My mother speaks in scripts now. She bears the look of the very old. Clouded eyes and clouded mind. Alzheimer’s? The doctor said sometimes it’s impossible to know until an autopsy.
I am my mother’s keeper. I see her daily decline. Yesterday she knew to put on underwear, but not today. Sometimes I see glimpses of who she used to be. The ready smile. The chuckle. These are precious moments.
And these are wearying days. The smell of urine that greets me when I open her bedroom door first thing in the morning. The fear I will walk in and find her dead…and the fear the end will not come that smoothly and suddenly. The same conversation again and again…and again.
In the bathroom, after I have rubbed her back with the long-handled brush: “I remind myself of the horses. After Bill and I had curried them down, they would rub against the post just to say, ‘You missed a spot.'” “Those are fun memories for you,” I say.

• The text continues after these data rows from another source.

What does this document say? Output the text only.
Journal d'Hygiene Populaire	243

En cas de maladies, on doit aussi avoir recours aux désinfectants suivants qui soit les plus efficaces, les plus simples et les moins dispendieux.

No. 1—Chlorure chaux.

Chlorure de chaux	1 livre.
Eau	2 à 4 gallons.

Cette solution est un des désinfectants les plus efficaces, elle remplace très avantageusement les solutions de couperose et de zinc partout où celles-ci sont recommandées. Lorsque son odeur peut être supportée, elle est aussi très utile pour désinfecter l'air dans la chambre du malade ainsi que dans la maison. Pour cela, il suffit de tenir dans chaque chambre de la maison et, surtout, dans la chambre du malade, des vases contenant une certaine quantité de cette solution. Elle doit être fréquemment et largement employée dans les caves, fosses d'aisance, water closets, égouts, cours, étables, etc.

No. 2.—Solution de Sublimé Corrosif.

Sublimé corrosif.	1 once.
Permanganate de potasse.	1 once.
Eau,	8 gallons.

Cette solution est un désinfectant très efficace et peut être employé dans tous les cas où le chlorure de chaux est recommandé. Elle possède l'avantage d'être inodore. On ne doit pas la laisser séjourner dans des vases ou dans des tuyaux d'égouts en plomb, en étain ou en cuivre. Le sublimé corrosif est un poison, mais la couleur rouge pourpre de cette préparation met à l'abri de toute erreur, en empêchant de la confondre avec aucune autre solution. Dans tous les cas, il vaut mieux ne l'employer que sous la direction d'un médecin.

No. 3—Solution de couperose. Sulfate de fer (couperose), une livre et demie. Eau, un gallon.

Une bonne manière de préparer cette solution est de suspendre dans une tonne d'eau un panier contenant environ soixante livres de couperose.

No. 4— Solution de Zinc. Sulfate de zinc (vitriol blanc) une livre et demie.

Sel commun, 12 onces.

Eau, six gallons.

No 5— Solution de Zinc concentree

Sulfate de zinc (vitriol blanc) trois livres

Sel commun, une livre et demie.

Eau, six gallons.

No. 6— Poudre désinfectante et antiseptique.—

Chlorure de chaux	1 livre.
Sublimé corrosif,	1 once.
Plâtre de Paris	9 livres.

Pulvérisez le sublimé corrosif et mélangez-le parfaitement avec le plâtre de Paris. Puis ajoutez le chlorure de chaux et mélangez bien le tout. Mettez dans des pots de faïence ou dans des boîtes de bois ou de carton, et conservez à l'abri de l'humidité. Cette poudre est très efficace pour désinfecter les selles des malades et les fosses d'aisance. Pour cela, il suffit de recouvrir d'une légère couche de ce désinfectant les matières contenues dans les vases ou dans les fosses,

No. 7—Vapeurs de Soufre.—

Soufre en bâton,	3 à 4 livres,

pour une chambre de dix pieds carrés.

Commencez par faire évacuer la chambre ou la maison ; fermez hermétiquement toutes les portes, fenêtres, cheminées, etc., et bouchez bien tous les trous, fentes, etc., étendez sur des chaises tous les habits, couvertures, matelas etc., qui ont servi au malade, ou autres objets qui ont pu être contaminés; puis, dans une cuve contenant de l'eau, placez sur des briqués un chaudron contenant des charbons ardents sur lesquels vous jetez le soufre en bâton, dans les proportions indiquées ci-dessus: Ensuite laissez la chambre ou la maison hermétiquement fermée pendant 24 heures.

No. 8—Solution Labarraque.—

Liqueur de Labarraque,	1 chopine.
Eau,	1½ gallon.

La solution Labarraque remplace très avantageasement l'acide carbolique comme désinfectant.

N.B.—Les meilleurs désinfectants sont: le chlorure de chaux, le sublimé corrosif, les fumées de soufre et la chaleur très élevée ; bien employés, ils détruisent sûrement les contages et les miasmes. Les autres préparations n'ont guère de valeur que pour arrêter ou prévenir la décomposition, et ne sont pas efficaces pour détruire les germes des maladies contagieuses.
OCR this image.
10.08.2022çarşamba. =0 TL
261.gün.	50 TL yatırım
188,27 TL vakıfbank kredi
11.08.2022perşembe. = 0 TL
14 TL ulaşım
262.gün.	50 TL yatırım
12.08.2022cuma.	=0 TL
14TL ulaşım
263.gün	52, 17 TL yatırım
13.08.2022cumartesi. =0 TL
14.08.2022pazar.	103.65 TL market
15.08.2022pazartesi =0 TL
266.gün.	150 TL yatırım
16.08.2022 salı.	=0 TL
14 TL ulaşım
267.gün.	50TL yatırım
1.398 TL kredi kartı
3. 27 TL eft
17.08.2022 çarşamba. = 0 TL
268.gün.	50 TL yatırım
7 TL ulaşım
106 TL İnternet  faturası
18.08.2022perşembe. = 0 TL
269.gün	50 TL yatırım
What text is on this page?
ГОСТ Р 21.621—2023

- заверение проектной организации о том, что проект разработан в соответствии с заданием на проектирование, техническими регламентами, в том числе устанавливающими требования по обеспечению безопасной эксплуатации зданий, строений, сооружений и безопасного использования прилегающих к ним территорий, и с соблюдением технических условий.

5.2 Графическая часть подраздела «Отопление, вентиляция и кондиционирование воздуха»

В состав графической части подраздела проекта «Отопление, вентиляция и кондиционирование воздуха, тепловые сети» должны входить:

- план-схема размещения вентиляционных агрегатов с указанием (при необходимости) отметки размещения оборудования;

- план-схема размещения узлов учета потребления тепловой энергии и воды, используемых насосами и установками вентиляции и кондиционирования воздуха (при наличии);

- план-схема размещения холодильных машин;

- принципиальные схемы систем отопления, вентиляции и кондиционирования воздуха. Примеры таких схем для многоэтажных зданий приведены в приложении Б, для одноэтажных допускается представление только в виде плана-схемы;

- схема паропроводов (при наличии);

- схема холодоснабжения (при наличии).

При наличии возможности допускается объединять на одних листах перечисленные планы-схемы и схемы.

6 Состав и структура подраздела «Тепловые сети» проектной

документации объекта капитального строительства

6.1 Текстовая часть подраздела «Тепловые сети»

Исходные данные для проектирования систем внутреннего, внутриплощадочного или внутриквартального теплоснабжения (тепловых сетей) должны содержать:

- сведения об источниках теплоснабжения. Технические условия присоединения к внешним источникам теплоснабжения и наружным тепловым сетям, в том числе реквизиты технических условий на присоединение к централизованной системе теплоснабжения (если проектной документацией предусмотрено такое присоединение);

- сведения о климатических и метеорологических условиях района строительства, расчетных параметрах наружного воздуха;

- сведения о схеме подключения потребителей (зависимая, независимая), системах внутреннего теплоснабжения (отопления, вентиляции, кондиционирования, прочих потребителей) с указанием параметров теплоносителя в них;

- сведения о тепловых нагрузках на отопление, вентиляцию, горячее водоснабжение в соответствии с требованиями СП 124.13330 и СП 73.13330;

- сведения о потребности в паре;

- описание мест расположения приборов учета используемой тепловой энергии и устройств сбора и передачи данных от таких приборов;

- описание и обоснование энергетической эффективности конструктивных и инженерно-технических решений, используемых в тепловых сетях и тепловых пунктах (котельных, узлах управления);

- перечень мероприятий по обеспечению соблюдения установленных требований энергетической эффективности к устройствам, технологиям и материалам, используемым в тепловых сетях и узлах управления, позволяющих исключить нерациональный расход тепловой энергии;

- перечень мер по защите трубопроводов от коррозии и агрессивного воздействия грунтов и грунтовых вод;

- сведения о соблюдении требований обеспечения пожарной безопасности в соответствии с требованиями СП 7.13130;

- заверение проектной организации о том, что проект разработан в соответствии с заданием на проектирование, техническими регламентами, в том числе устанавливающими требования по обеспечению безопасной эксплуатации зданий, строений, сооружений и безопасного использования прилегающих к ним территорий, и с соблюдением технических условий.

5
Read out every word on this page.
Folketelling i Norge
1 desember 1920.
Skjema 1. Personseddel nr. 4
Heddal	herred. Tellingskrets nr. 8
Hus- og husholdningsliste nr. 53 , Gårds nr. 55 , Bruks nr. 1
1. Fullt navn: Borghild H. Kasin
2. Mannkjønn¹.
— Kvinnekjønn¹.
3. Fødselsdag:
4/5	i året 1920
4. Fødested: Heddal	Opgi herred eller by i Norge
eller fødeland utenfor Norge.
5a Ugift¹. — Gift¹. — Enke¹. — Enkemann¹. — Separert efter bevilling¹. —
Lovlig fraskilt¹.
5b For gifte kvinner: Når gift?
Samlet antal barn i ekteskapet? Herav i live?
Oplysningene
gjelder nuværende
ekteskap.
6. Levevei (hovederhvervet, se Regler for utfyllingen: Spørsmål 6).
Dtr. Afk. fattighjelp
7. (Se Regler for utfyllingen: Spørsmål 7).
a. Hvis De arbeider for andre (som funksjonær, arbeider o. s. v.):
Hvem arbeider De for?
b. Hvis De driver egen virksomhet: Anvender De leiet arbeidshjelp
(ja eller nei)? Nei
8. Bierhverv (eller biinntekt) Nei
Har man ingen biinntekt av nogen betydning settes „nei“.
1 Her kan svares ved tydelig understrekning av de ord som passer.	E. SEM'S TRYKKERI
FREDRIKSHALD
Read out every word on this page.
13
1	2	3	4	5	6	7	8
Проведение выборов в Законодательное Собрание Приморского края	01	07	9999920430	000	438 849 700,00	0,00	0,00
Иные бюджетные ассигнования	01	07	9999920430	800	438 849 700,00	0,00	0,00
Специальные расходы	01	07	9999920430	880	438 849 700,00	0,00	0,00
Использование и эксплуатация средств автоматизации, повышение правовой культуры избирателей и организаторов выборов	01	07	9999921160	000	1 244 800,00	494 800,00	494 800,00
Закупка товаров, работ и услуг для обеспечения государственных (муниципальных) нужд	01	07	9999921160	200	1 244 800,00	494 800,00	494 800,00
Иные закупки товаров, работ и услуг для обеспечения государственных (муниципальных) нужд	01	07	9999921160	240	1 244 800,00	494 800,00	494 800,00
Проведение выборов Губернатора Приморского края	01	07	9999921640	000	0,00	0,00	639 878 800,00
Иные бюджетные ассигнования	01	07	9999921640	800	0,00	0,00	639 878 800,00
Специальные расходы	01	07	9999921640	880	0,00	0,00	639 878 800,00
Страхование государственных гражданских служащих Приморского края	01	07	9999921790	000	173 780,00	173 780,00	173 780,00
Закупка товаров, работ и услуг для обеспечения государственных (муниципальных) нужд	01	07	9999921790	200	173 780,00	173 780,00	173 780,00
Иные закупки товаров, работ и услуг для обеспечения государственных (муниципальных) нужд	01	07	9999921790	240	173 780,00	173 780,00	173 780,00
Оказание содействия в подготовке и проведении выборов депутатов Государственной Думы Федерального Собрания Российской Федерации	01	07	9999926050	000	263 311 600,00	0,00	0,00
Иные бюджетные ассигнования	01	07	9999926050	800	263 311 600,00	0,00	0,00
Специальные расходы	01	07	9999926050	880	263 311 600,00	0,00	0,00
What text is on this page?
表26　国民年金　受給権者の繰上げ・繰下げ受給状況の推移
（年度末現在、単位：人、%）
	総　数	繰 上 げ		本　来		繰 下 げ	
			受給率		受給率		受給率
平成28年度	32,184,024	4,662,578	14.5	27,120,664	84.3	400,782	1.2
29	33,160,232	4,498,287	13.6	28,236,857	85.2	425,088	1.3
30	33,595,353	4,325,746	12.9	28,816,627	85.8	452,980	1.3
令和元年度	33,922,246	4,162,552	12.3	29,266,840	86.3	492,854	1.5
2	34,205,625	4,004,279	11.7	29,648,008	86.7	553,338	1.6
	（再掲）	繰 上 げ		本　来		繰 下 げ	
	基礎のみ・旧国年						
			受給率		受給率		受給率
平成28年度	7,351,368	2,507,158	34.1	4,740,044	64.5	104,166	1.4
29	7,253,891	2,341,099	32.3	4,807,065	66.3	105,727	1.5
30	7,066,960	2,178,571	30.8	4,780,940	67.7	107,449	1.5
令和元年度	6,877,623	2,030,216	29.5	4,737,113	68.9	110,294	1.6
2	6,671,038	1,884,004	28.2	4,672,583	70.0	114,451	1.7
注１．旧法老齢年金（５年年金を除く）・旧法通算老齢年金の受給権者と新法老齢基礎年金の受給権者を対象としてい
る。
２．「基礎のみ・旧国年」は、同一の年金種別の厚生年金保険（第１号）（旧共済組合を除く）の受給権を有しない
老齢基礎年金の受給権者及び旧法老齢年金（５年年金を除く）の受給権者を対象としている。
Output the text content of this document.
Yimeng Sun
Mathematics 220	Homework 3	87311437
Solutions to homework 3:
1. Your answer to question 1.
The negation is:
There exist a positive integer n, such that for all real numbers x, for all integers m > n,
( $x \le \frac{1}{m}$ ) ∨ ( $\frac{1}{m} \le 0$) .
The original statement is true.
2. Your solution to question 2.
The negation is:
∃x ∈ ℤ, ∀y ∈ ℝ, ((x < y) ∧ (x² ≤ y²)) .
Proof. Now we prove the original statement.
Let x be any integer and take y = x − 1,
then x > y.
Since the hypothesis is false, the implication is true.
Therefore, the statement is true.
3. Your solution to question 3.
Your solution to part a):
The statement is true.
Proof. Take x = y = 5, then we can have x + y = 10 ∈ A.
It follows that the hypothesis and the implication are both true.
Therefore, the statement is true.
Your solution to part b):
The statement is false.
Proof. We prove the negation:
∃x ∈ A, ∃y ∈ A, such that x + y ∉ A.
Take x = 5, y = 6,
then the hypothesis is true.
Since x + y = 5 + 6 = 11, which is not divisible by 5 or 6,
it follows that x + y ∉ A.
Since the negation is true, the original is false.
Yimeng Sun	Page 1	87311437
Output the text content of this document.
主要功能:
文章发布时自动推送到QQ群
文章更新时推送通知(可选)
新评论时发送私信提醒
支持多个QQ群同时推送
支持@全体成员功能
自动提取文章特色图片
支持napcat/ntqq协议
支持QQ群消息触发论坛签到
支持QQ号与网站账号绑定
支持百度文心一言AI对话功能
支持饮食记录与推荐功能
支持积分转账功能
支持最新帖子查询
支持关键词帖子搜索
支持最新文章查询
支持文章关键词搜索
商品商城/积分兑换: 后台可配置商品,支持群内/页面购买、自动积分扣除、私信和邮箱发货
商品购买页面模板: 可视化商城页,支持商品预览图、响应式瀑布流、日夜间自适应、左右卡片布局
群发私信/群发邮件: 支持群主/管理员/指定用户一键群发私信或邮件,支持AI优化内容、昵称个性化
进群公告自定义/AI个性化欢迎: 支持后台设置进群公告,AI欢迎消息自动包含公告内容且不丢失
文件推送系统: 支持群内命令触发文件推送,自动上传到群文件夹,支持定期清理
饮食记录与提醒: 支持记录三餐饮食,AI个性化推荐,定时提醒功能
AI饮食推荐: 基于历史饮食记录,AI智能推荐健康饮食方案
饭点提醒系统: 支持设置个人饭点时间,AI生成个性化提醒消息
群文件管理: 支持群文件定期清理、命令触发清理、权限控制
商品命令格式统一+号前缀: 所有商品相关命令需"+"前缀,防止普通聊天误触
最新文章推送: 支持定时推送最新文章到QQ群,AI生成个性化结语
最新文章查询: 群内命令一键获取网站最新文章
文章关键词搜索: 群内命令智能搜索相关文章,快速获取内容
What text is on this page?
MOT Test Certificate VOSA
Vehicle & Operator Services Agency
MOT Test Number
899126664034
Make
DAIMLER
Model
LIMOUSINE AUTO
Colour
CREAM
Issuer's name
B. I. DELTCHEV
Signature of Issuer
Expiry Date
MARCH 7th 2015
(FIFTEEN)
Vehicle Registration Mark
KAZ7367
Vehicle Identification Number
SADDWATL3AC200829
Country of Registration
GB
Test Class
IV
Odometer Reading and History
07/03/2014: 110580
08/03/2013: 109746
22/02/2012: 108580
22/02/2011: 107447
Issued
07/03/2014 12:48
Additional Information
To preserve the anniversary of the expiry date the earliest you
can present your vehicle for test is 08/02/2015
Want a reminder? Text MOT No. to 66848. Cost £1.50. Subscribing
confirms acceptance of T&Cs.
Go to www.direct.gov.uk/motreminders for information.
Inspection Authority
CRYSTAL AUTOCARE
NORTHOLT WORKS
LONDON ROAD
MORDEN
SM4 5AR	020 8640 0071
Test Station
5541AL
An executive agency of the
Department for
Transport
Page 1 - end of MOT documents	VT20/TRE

And then, “You’re so kind to me, Carol.” “That’s because I love you,” I respond. “Well, you show me that, darlin’, in a bazillion ways everyday.” “That’s good,” I answer, “That’s what I want to do.”
And then I scream, silently, behind the blue blanket as I hold it up before draping it over her lap, because we have had that exact exchange no less than twelve times while moving from the bathroom to her chair in the next room. And then I smile at her as I tuck it in around her legs.
I cherish these days. In them, I experience the truth that God’s grace is sufficient for me. And for my mother.
“Even to your old age and gray hairs I am he, I am he who will sustain you. I have made you and I will carry you; I will sustain you and I will rescue you.” (Isaiah 46:4)
Mother’s script now is a good one, but it hasn’t always been so. We passed through a season of belligerence and irritation and anger. Thank goodness those days are mostly gone.
“I am very blessed,” she says now. “Yes, we are very blessed,” I agree, “More blessed than we even know.”
She used to read her Bible every morning. Now I read the scripture to her. Often she joins in, from memory. I see the beauty of a lifetime of experience with God. I see the comfort it brings her and the joy of the Lord being her strength, and mine.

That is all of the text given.